Konzept – Vera Sebert
Dramaturgie – Christiane Böhm
Soundbearbeitung – Elisabeth Pfeiffer
Projektmanagement – Svenja Kriegel

PDF: Statement von Johannes Auer


„Verglaste Datensätze - ein variables Gebäudetraktat“ ist eine ortsspezifische Videoinstallation, die die Stadtbibliothek als ein Gefüge aus Architektur, Technologie und menschlichen Interaktionen vor Ort mit sprachlichen Mitteln auslotet und erweitert.
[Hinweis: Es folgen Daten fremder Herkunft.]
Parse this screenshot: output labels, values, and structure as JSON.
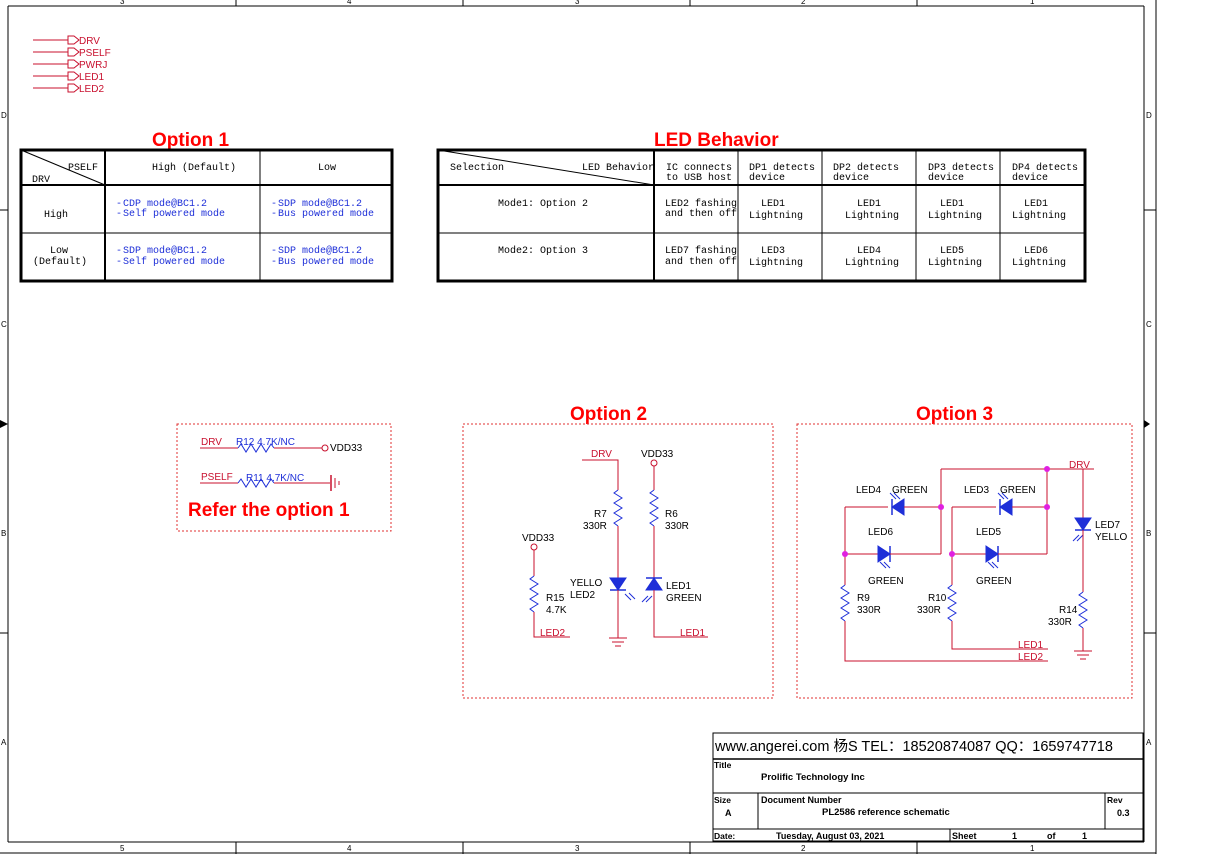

Im Erdgeschoss der Stadtbibliothek befindet sich die Galerie b, die in einem Rundgang um den quadratischen Innenhof der Bibliothek herum führt. In der Galerie sind 16 Bildschirme installiert – jeweils vier an jeder Außenseite des Innenhofs. Jedem der Schirme wurde ein mit den Räumen der Bibliothek assoziierter Überbegriff zugeordnet und dazu je eine Abfolge poetischer Ausdrücke erarbeitet, welche Materialität, Funktion, algorithmische Strukturen und Raumstrukturen der Umgebung beschreibend aufgreifen und collagieren. In 16 Videosequenzen, die im Loop wiedergegeben werden, scheinen die animierten Texte nacheinander auf, wobei die Animation gezielt den Anschein eines algorithmisch erzeugten Inhalts hervorruft. Dieser Eindruck wird auch auf auditiver Ebene getragen. Eingesprochen von einer künstlich technoiden Stimme, deren Ursprung sich nicht mehr als eindeutig menschlich oder maschinell ausmachen lässt, erklingen die Texte in versetzter Abfolge parallel zu den Animationen, sodass das Gehörte nie dem Gesehenen entspricht. Das utopische Versprechen der Autonomie maschineller Schreibwerkzeuge, befragt Rezipierende nach eigenen Anteilen an einer Autorschaft, die zwischen menschlich und maschinell oszilliert.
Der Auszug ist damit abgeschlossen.